Josep Call is a Spanish comparative psychologist specializing in primate cognition.

==Early life and education==
Call was born in Catalonia, Spain and received a BA (1990) from the Universitat Autonoma de Barcelona (Spain), and a master's degree (1995) and PhD (1997) from Emory University (United States), under the supervision of Prof. Michael Tomasello.

==Academic career==
From 1997 to 1999 he was a lecturer at the School of Biological Sciences at the University of Liverpool (UK). Then in 1999 he moved to the Max Planck Institute for Evolutionary Anthropology in Leipzig, Germany where he is currently a senior scientist, co-founder and co-director of the Wolfgang Köhler Primate Research Centre. Call also holds the post of Professor in Evolutionary Origins of Mind at the University of St Andrews, where his focus is on technical and social-problem solving in animals. His work places special emphasis on the great apes or primatology.

===Research===
Among other topics, Call has worked to identify the unique cognitive and cultural processes that distinguish humans from their nearest primate relatives, the great apes. He has published two books and nearly two hundred research articles and book chapters on the cognition and behavior of apes and other animals. He is currently the editor of the Journal of Comparative Psychology and a member of the editorial board of several other academic journals.

==Honours==
In 2013 Call was elected a Fellow of the American Psychological Association, and in March 2016 was elected a Corresponding Fellow of the Royal Society of Edinburgh In July 2019, he was elected a Fellow of the British Academy (FBA), the United Kingdom's national academy for the humanities and social sciences.

==Selected works==
- Tomasello, M. & Call, J. (1997). Primate cognition. New York: Oxford University Press.
- Tomasello, M., Carpenter, M., Call, J., Behne, T. & Moll, H. (2005). Understanding and sharing intentions: The origins of cultural cognition. Behavioral and Brain Sciences, 28, 1-17.
- Nicholas J. Mulcahy (2006). "Apes Save Tools for Future Use"
- Call, J. & Tomasello, M. (2007). The gestural communication of apes and monkeys.
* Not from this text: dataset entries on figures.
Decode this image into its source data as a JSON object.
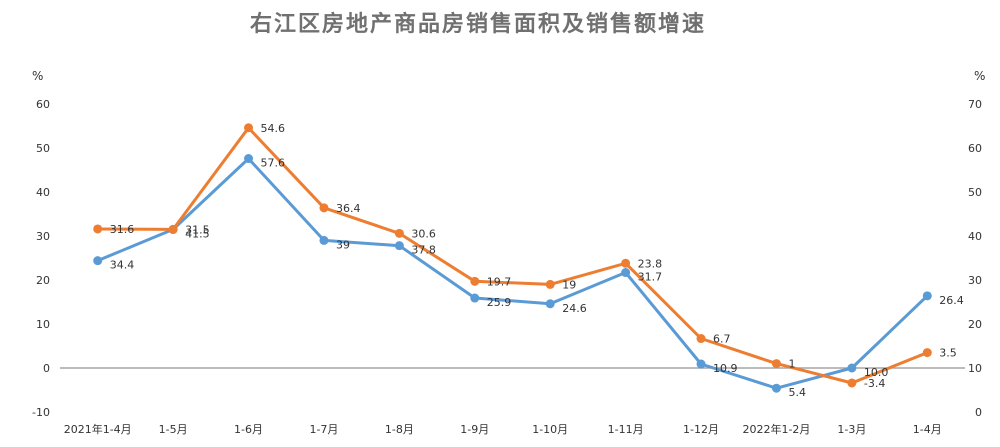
{
  "chart_data": {
    "type": "line",
    "title": "右江区房地产商品房销售面积及销售额增速",
    "left_axis": {
      "unit": "%",
      "ticks": [
        "60",
        "50",
        "40",
        "30",
        "20",
        "10",
        "0",
        "-10"
      ],
      "ylim": [
        -10,
        60
      ]
    },
    "right_axis": {
      "unit": "%",
      "ticks": [
        "70",
        "60",
        "50",
        "40",
        "30",
        "20",
        "10",
        "0"
      ],
      "ylim": [
        0,
        70
      ]
    },
    "categories": [
      "2021年1-4月",
      "1-5月",
      "1-6月",
      "1-7月",
      "1-8月",
      "1-9月",
      "1-10月",
      "1-11月",
      "1-12月",
      "2022年1-2月",
      "1-3月",
      "1-4月"
    ],
    "series": [
      {
        "axis": "left",
        "color": "#ED7D31",
        "values": [
          31.6,
          31.5,
          54.6,
          36.4,
          30.6,
          19.7,
          19,
          23.8,
          6.7,
          1,
          -3.4,
          3.5
        ],
        "labels": [
          "31.6",
          "31.5",
          "54.6",
          "36.4",
          "30.6",
          "19.7",
          "19",
          "23.8",
          "6.7",
          "1",
          "-3.4",
          "3.5"
        ]
      },
      {
        "axis": "right",
        "color": "#5B9BD5",
        "values": [
          34.4,
          41.5,
          57.6,
          39,
          37.8,
          25.9,
          24.6,
          31.7,
          10.9,
          5.4,
          10.0,
          26.4
        ],
        "labels": [
          "34.4",
          "41.5",
          "57.6",
          "39",
          "37.8",
          "25.9",
          "24.6",
          "31.7",
          "10.9",
          "5.4",
          "10.0",
          "26.4"
        ]
      }
    ],
    "grid": false,
    "legend": "none"
  }
}
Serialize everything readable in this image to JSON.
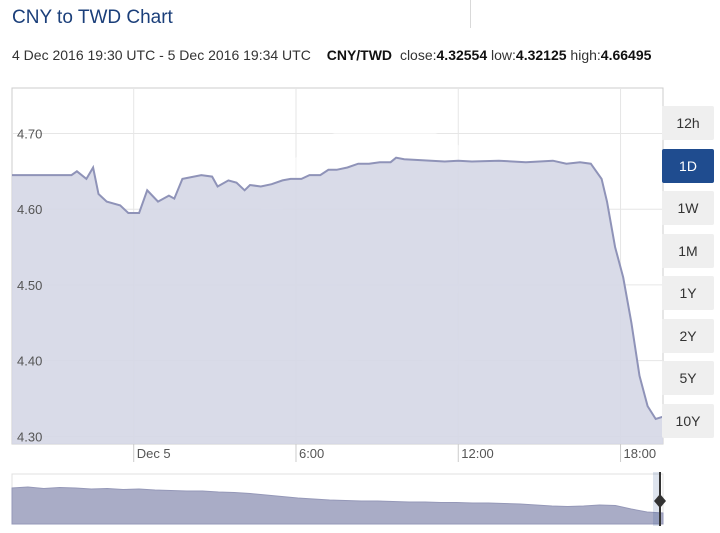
{
  "header": {
    "title": "CNY to TWD Chart",
    "date_range": "4 Dec 2016 19:30 UTC - 5 Dec 2016 19:34 UTC",
    "pair": "CNY/TWD",
    "close_label": "close:",
    "close_value": "4.32554",
    "low_label": "low:",
    "low_value": "4.32125",
    "high_label": "high:",
    "high_value": "4.66495"
  },
  "timeframes": [
    {
      "label": "12h",
      "active": false
    },
    {
      "label": "1D",
      "active": true
    },
    {
      "label": "1W",
      "active": false
    },
    {
      "label": "1M",
      "active": false
    },
    {
      "label": "1Y",
      "active": false
    },
    {
      "label": "2Y",
      "active": false
    },
    {
      "label": "5Y",
      "active": false
    },
    {
      "label": "10Y",
      "active": false
    }
  ],
  "colors": {
    "title": "#1b3f7a",
    "line": "#8f93b8",
    "area": "#d5d7e6",
    "active_button": "#1f4c8f",
    "navigator_fill": "#a9acc6"
  },
  "chart_data": {
    "type": "area",
    "x_unit": "hours since 4 Dec 2016 19:30 UTC",
    "xlim": [
      0,
      24.07
    ],
    "ylim": [
      4.29,
      4.76
    ],
    "y_ticks": [
      4.3,
      4.4,
      4.5,
      4.6,
      4.7
    ],
    "y_tick_labels": [
      "4.30",
      "4.40",
      "4.50",
      "4.60",
      "4.70"
    ],
    "x_ticks": [
      4.5,
      10.5,
      16.5,
      22.5
    ],
    "x_tick_labels": [
      "Dec 5",
      "6:00",
      "12:00",
      "18:00"
    ],
    "grid": true,
    "legend": "none",
    "series": [
      {
        "x": [
          0,
          2.2,
          2.4,
          2.75,
          3.0,
          3.2,
          3.5,
          4.0,
          4.3,
          4.7,
          5.0,
          5.4,
          5.8,
          6.0,
          6.3,
          7.0,
          7.4,
          7.6,
          8.0,
          8.3,
          8.6,
          8.8,
          9.2,
          9.6,
          10.0,
          10.3,
          10.7,
          11.0,
          11.4,
          11.7,
          12.0,
          12.4,
          12.8,
          13.2,
          13.6,
          14.0,
          14.2,
          14.5,
          15.0,
          15.5,
          16.0,
          16.5,
          17.0,
          18.0,
          19.0,
          20.0,
          20.5,
          21.0,
          21.4,
          21.8,
          22.0,
          22.3,
          22.6,
          22.9,
          23.2,
          23.5,
          23.8,
          24.07
        ],
        "values": [
          4.645,
          4.645,
          4.65,
          4.64,
          4.655,
          4.62,
          4.61,
          4.605,
          4.595,
          4.595,
          4.625,
          4.61,
          4.618,
          4.614,
          4.64,
          4.645,
          4.643,
          4.63,
          4.638,
          4.635,
          4.625,
          4.632,
          4.63,
          4.633,
          4.638,
          4.64,
          4.64,
          4.645,
          4.645,
          4.652,
          4.652,
          4.655,
          4.66,
          4.66,
          4.662,
          4.662,
          4.668,
          4.666,
          4.665,
          4.664,
          4.663,
          4.664,
          4.663,
          4.664,
          4.662,
          4.664,
          4.66,
          4.662,
          4.66,
          4.64,
          4.61,
          4.55,
          4.51,
          4.45,
          4.38,
          4.34,
          4.323,
          4.326
        ]
      }
    ],
    "navigator": {
      "type": "area",
      "values": [
        0.72,
        0.74,
        0.71,
        0.73,
        0.72,
        0.7,
        0.71,
        0.69,
        0.7,
        0.68,
        0.67,
        0.66,
        0.66,
        0.64,
        0.63,
        0.61,
        0.58,
        0.55,
        0.52,
        0.5,
        0.48,
        0.47,
        0.46,
        0.46,
        0.45,
        0.44,
        0.44,
        0.43,
        0.43,
        0.42,
        0.42,
        0.41,
        0.4,
        0.38,
        0.36,
        0.35,
        0.36,
        0.38,
        0.37,
        0.3,
        0.24,
        0.22
      ]
    }
  }
}
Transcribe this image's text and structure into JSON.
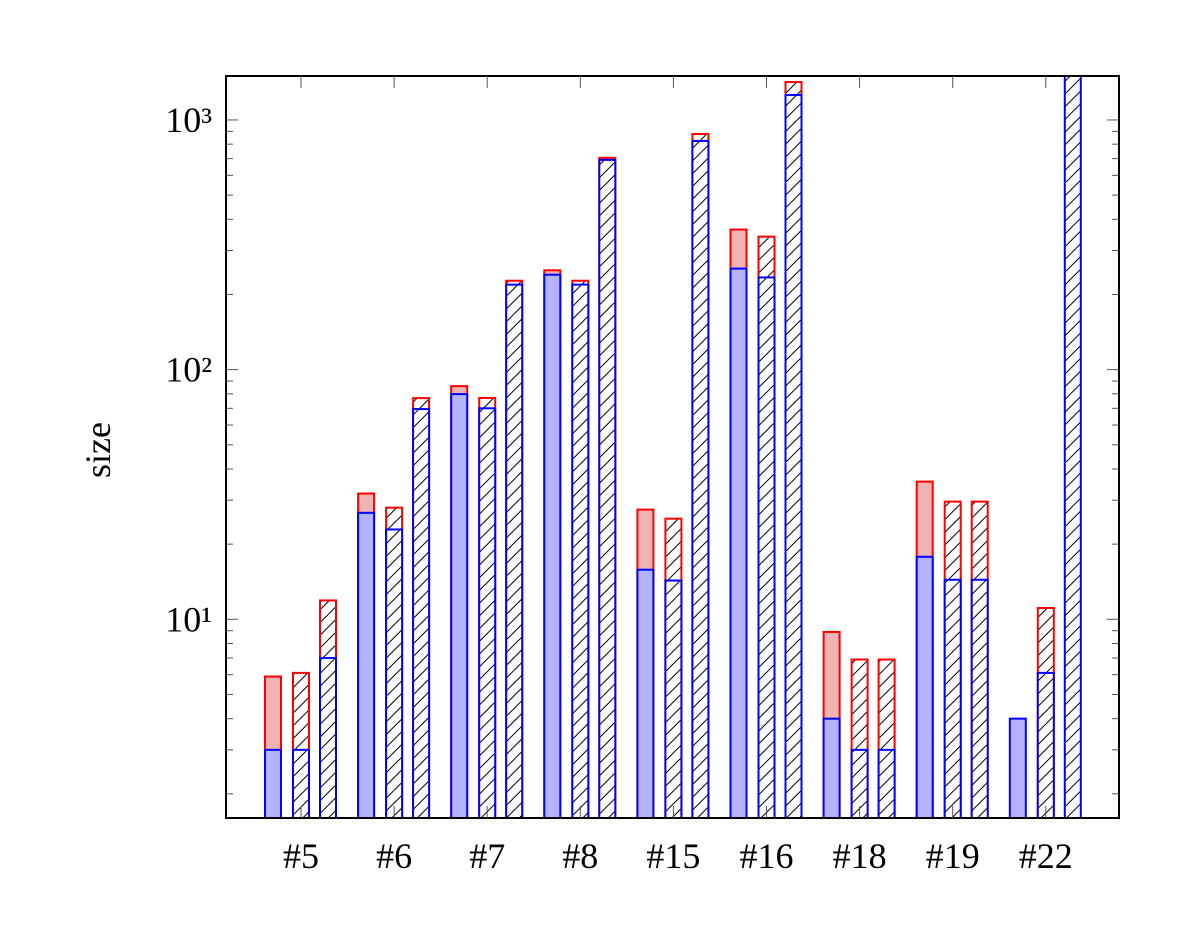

Manhaw NJ: LEA.
- Jensen, K., Call, J. & Tomasello, M. (2007). Chimpanzees are rational maximizers in an ultimatum game. Science, 318, 107–109.
- Call, J. & Tomasello, M. (2008). Does the chimpanzee have a theory of mind? 30 years later. Trends in Cognitive Sciences, 12, 187–192.
- Cornelia Schrauf (2012). "Do Chimpanzees Use Weight to Select Hammer Tools?"
- Call, J. (2017), "Bonobos, chimpanzees and tools: Integrating species-specific physiological biases and socio-ecology," in Hare, Brian & Yamamoto, Shinya (eds.), Bonobos: Unique in Mind, Brain, and Behavior, Oxford UP.